Lemaire channels quiet luxury with cinematic tailoring and sheer layers
Lemaire’s SS27 turned sheer nylon, pleated trousers and featherweight tailoring into quiet luxury with movement. It looked made for late dinners, travel and rooms that prefer restraint.

Lemaire sent out Spring/Summer 2027 as a study in translucence, pleats and soft-focus tailoring, the kind of clothes that do not shout but still make a room turn. The collection moved with a cinematic ease, built on featherweight layers, roomy pleated trousers and a sensual finish that made quiet luxury feel less like a slogan than a mood.
The house showed the lineup on June 24 at 12:30 during Paris Men’s Fashion Week, part of an official calendar that ran from Tuesday, June 23 to Sunday, June 28, 2026. That slot sat inside a packed menswear week with Louis Vuitton, Dior Homme, Rick Owens, Amiri, Yohji Yamamoto, Dries Van Noten, Givenchy, Hermès and Celine all in the mix, which only made Lemaire’s restraint look sharper. In a season crowded with spectacle, Christophe Lemaire and Sarah-Linh Tran leaned into composure.
The brand says the season "harvests a world of eclectic things," and that idea showed up in the clothes without turning messy. The house also frames the collection around a renewed sense of idealism and curiosity, shaped by "searching and gathering unexpected references" so individuality comes through exploration, collecting and transformation. That gives the show its intelligence. Nothing felt overworked; everything felt chosen.

The strongest pieces lived in the textures. On the menswear side, garment-dyed cotton mimicked oxidized copper, shantung tailoring kept its polish without feeling stiff, and yukata-inspired wrap shirts brought a loosened, almost travel-ready elegance. Lightweight leather Mandarin jackets, sheer nylon, cotton voile and cotton mesh kept the surface alive, while soft defined shoulders stopped the silhouette from collapsing into mush. The womenswear leaned harder into 1970s romanticism, with oxblood, chalk, vivid red and warm wood, plus lacquered bark motifs, poplin, linen, viscose and sporty jersey details that gave the softness some bite.

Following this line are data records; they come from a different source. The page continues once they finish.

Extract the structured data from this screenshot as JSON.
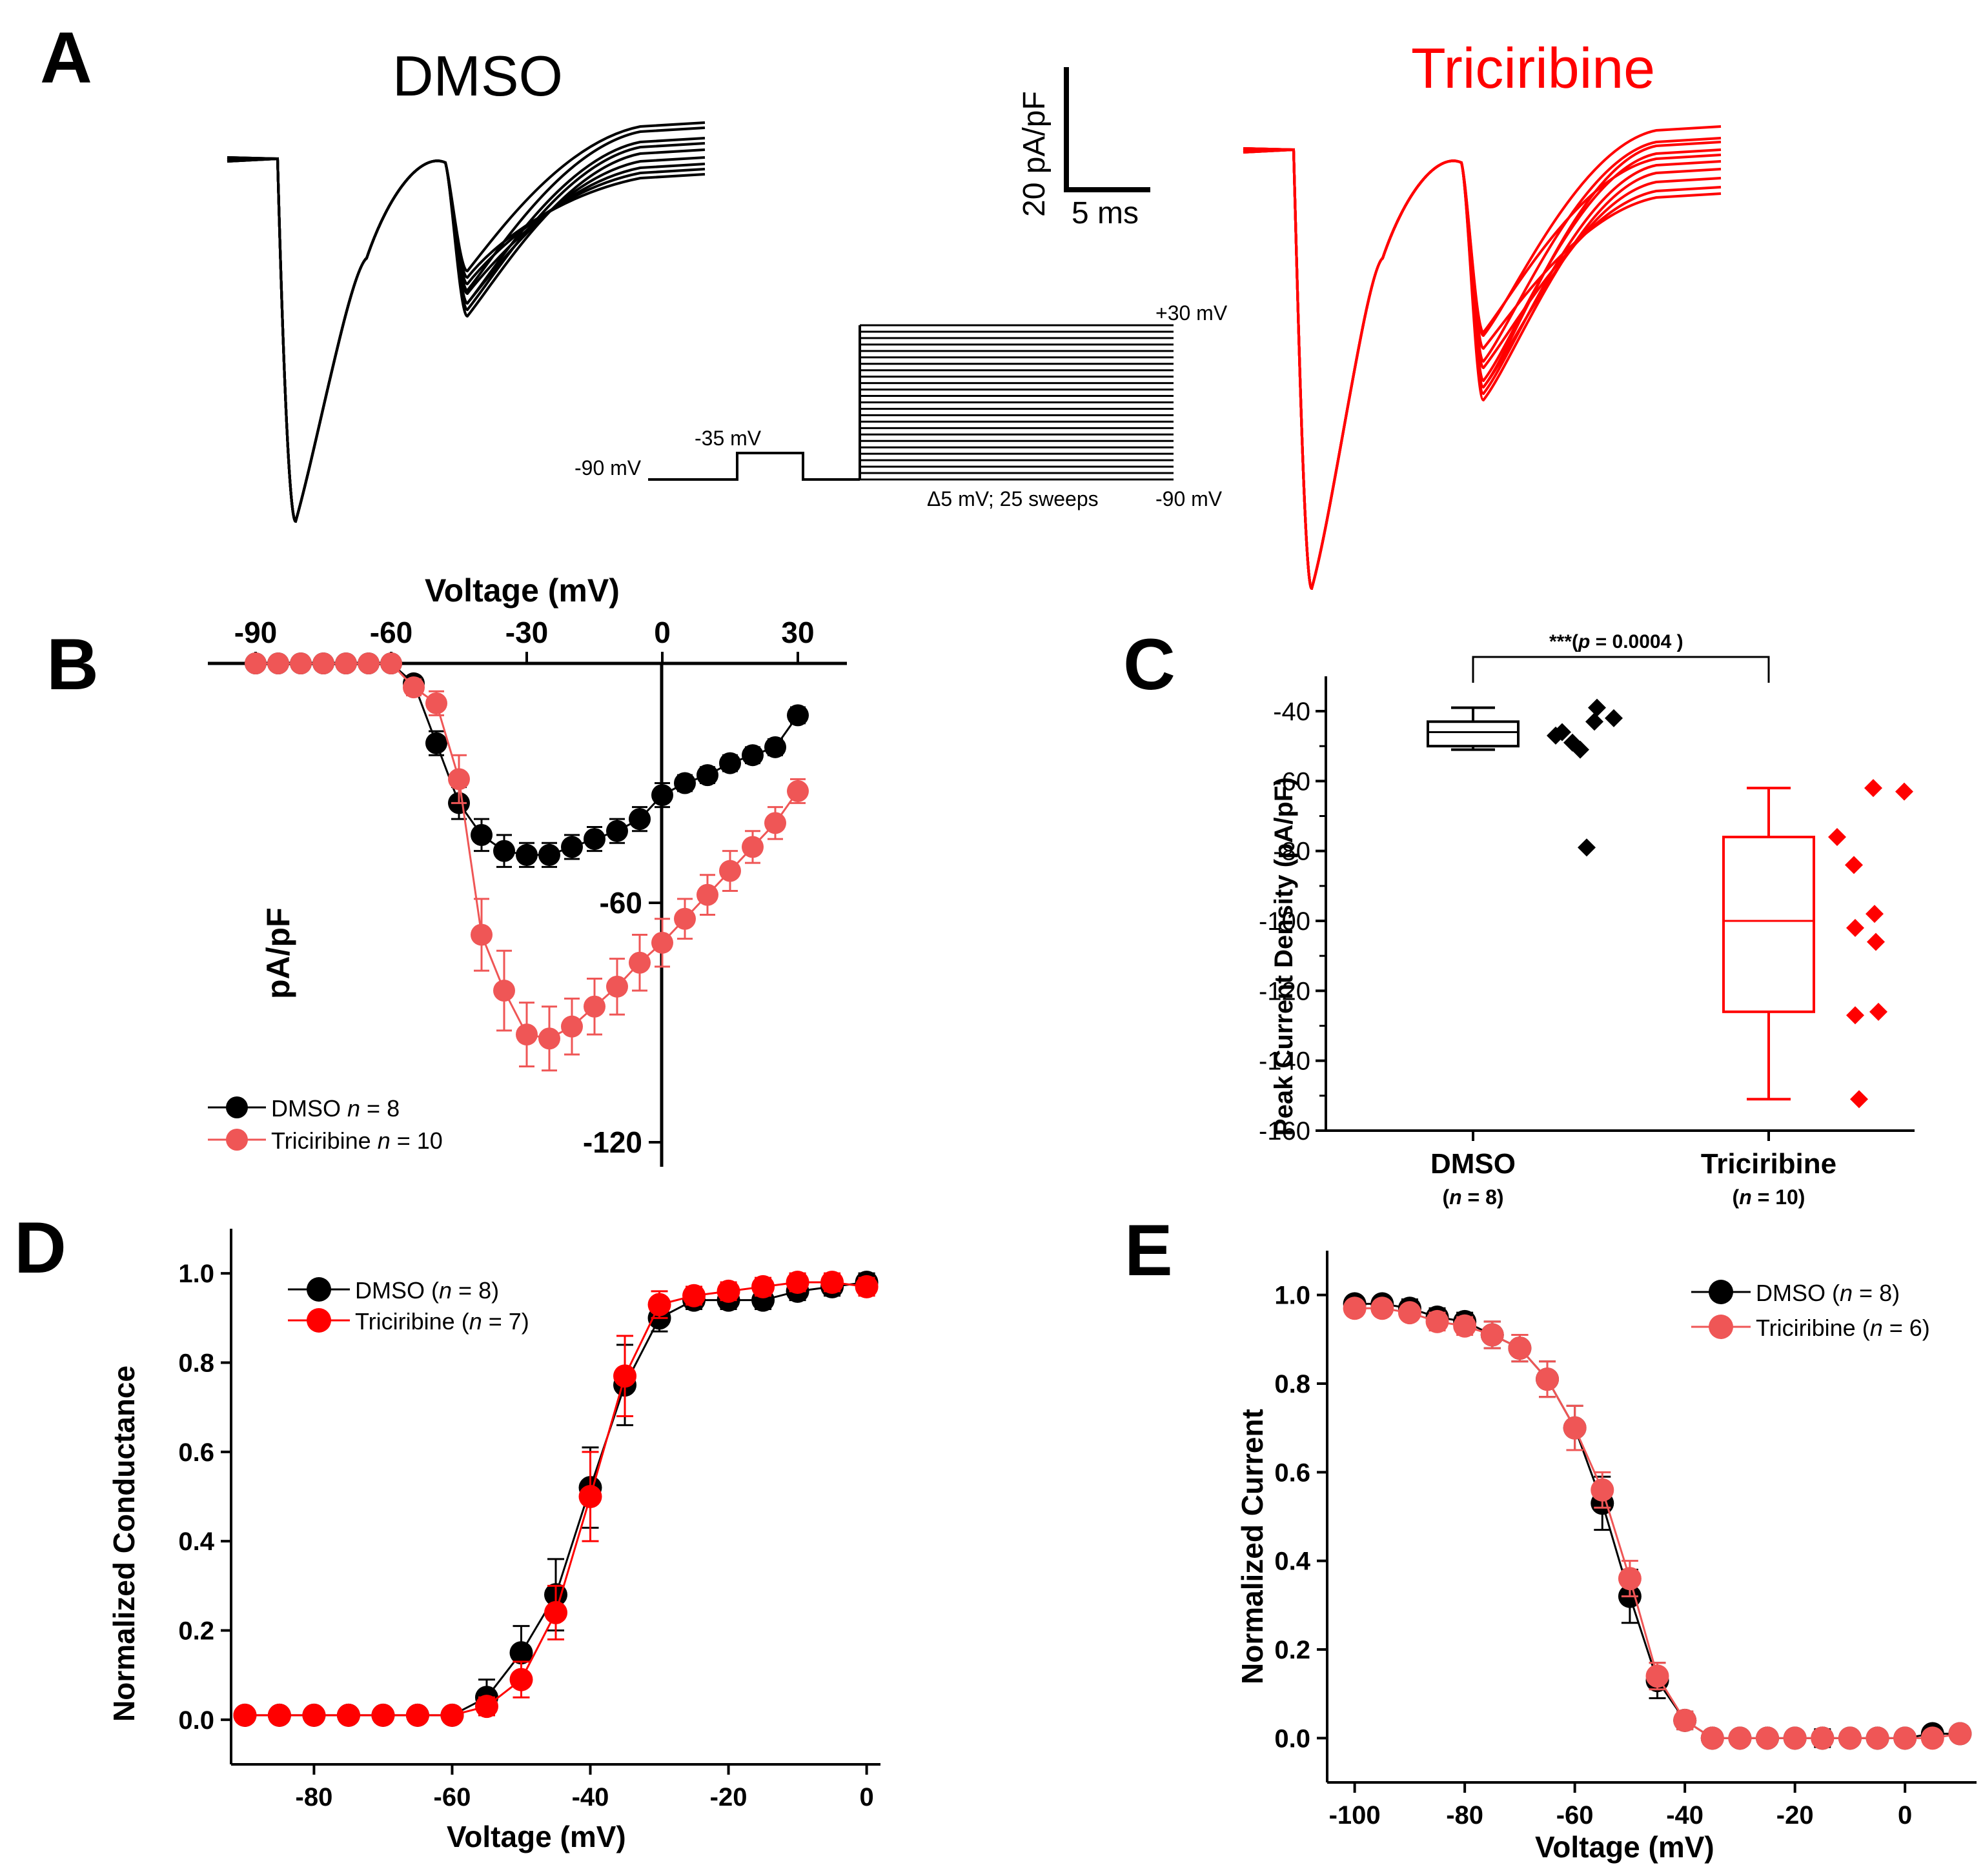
{
  "colors": {
    "dmso": "#000000",
    "tri": "#ff0000",
    "tri_light": "#ef5656"
  },
  "panel_labels": {
    "a": "A",
    "b": "B",
    "c": "C",
    "d": "D",
    "e": "E"
  },
  "panel_a": {
    "title_dmso": "DMSO",
    "title_tri": "Triciribine",
    "scale_y": "20 pA/pF",
    "scale_x": "5 ms",
    "protocol": {
      "hold": "-90 mV",
      "pre": "-35 mV",
      "top": "+30 mV",
      "bottom": "-90 mV",
      "step": "Δ5 mV; 25 sweeps"
    }
  },
  "chart_data": [
    {
      "panel": "B",
      "type": "line",
      "title": "",
      "xlabel": "Voltage (mV)",
      "ylabel": "pA/pF",
      "xlim": [
        -95,
        38
      ],
      "ylim": [
        -125,
        0
      ],
      "xticks": [
        "-90",
        "-60",
        "-30",
        "0",
        "30"
      ],
      "yticks": [
        "-60",
        "-120"
      ],
      "x": [
        -90,
        -85,
        -80,
        -75,
        -70,
        -65,
        -60,
        -55,
        -50,
        -45,
        -40,
        -35,
        -30,
        -25,
        -20,
        -15,
        -10,
        -5,
        0,
        5,
        10,
        15,
        20,
        25,
        30
      ],
      "series": [
        {
          "name": "DMSO",
          "legend": "DMSO",
          "n_label": "n = 8",
          "color": "#000000",
          "values": [
            0,
            0,
            0,
            0,
            0,
            0,
            0,
            -5,
            -20,
            -35,
            -43,
            -47,
            -48,
            -48,
            -46,
            -44,
            -42,
            -39,
            -33,
            -30,
            -28,
            -25,
            -23,
            -21,
            -13
          ],
          "err": [
            0,
            0,
            0,
            0,
            0,
            0,
            0,
            1,
            3,
            4,
            4,
            4,
            3,
            3,
            3,
            3,
            3,
            3,
            3,
            2,
            2,
            2,
            2,
            2,
            2
          ]
        },
        {
          "name": "Triciribine",
          "legend": "Triciribine",
          "n_label": "n = 10",
          "color": "#ef5656",
          "values": [
            0,
            0,
            0,
            0,
            0,
            0,
            0,
            -6,
            -10,
            -29,
            -68,
            -82,
            -93,
            -94,
            -91,
            -86,
            -81,
            -75,
            -70,
            -64,
            -58,
            -52,
            -46,
            -40,
            -32
          ],
          "err": [
            0,
            0,
            0,
            0,
            0,
            0,
            0,
            2,
            3,
            6,
            9,
            10,
            8,
            8,
            7,
            7,
            7,
            7,
            6,
            5,
            5,
            5,
            4,
            4,
            3
          ]
        }
      ]
    },
    {
      "panel": "C",
      "type": "box",
      "title": "",
      "significance": "***(",
      "p_label": "p",
      "p_value": " = 0.0004 )",
      "xlabel": "",
      "ylabel": "Peak Current Density (pA/pF)",
      "ylim": [
        -160,
        -30
      ],
      "yticks": [
        "-40",
        "-60",
        "-80",
        "-100",
        "-120",
        "-140",
        "-160"
      ],
      "groups": [
        {
          "name": "DMSO",
          "n_text": "= 8)",
          "color": "#000000",
          "box": {
            "whisker_low": -51,
            "q1": -50,
            "median": -46,
            "q3": -43,
            "whisker_high": -39
          },
          "points": [
            -47,
            -51,
            -49,
            -39,
            -46,
            -43,
            -42,
            -79
          ]
        },
        {
          "name": "Triciribine",
          "n_text": "= 10)",
          "color": "#ff0000",
          "box": {
            "whisker_low": -151,
            "q1": -126,
            "median": -100,
            "q3": -76,
            "whisker_high": -62
          },
          "points": [
            -76,
            -84,
            -102,
            -127,
            -62,
            -98,
            -106,
            -126,
            -63,
            -151
          ]
        }
      ]
    },
    {
      "panel": "D",
      "type": "line",
      "title": "",
      "xlabel": "Voltage (mV)",
      "ylabel": "Normalized Conductance",
      "xlim": [
        -92,
        2
      ],
      "ylim": [
        -0.1,
        1.1
      ],
      "xticks": [
        "-80",
        "-60",
        "-40",
        "-20",
        "0"
      ],
      "yticks": [
        "0.0",
        "0.2",
        "0.4",
        "0.6",
        "0.8",
        "1.0"
      ],
      "x": [
        -90,
        -85,
        -80,
        -75,
        -70,
        -65,
        -60,
        -55,
        -50,
        -45,
        -40,
        -35,
        -30,
        -25,
        -20,
        -15,
        -10,
        -5,
        0
      ],
      "series": [
        {
          "name": "DMSO",
          "legend": "DMSO (",
          "n_label": "= 8)",
          "color": "#000000",
          "values": [
            0.01,
            0.01,
            0.01,
            0.01,
            0.01,
            0.01,
            0.01,
            0.05,
            0.15,
            0.28,
            0.52,
            0.75,
            0.9,
            0.94,
            0.94,
            0.94,
            0.96,
            0.97,
            0.98
          ],
          "err": [
            0,
            0,
            0,
            0,
            0,
            0,
            0,
            0.04,
            0.06,
            0.08,
            0.09,
            0.09,
            0.03,
            0.02,
            0.02,
            0.02,
            0.02,
            0.02,
            0.02
          ]
        },
        {
          "name": "Triciribine",
          "legend": "Triciribine (",
          "n_label": "= 7)",
          "color": "#ff0000",
          "values": [
            0.01,
            0.01,
            0.01,
            0.01,
            0.01,
            0.01,
            0.01,
            0.03,
            0.09,
            0.24,
            0.5,
            0.77,
            0.93,
            0.95,
            0.96,
            0.97,
            0.98,
            0.98,
            0.97
          ],
          "err": [
            0,
            0,
            0,
            0,
            0,
            0,
            0,
            0.02,
            0.04,
            0.06,
            0.1,
            0.09,
            0.03,
            0.02,
            0.02,
            0.02,
            0.02,
            0.02,
            0.02
          ]
        }
      ]
    },
    {
      "panel": "E",
      "type": "line",
      "title": "",
      "xlabel": "Voltage (mV)",
      "ylabel": "Normalized Current",
      "xlim": [
        -105,
        13
      ],
      "ylim": [
        -0.1,
        1.1
      ],
      "xticks": [
        "-100",
        "-80",
        "-60",
        "-40",
        "-20",
        "0"
      ],
      "yticks": [
        "0.0",
        "0.2",
        "0.4",
        "0.6",
        "0.8",
        "1.0"
      ],
      "x": [
        -100,
        -95,
        -90,
        -85,
        -80,
        -75,
        -70,
        -65,
        -60,
        -55,
        -50,
        -45,
        -40,
        -35,
        -30,
        -25,
        -20,
        -15,
        -10,
        -5,
        0,
        5,
        10
      ],
      "series": [
        {
          "name": "DMSO",
          "legend": "DMSO (",
          "n_label": "= 8)",
          "color": "#000000",
          "values": [
            0.98,
            0.98,
            0.97,
            0.95,
            0.94,
            0.91,
            0.88,
            0.81,
            0.7,
            0.53,
            0.32,
            0.13,
            0.04,
            0.0,
            0.0,
            0.0,
            0.0,
            0.0,
            0.0,
            0.0,
            0.0,
            0.01,
            0.01
          ],
          "err": [
            0.01,
            0.01,
            0.02,
            0.02,
            0.02,
            0.03,
            0.03,
            0.04,
            0.05,
            0.06,
            0.06,
            0.04,
            0.02,
            0.01,
            0.01,
            0.01,
            0.01,
            0.02,
            0.01,
            0.01,
            0.01,
            0.01,
            0.01
          ]
        },
        {
          "name": "Triciribine",
          "legend": "Triciribine (",
          "n_label": "= 6)",
          "color": "#ef5656",
          "values": [
            0.97,
            0.97,
            0.96,
            0.94,
            0.93,
            0.91,
            0.88,
            0.81,
            0.7,
            0.56,
            0.36,
            0.14,
            0.04,
            0.0,
            0.0,
            0.0,
            0.0,
            0.0,
            0.0,
            0.0,
            0.0,
            0.0,
            0.01
          ],
          "err": [
            0.01,
            0.01,
            0.01,
            0.02,
            0.02,
            0.03,
            0.03,
            0.04,
            0.05,
            0.04,
            0.04,
            0.03,
            0.02,
            0.01,
            0.01,
            0.01,
            0.01,
            0.01,
            0.01,
            0.01,
            0.01,
            0.01,
            0.01
          ]
        }
      ]
    }
  ]
}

Claudine Wick’s dreamlike paintings of bodies, birds, flowers and hands added another layer of sensuality, and that matters because Lemaire has always worked best when art, fabric and function meet in the same frame. Led by Christophe Lemaire and Sarah-Linh Tran, the house keeps pushing its balance of form and function for everyday life, which is exactly why this collection lands beyond the runway. The lesson is simple: if you want old-money polish without stiffness, borrow the movement, the transparency and the texture, then let the clothes breathe on summer nights and long flights.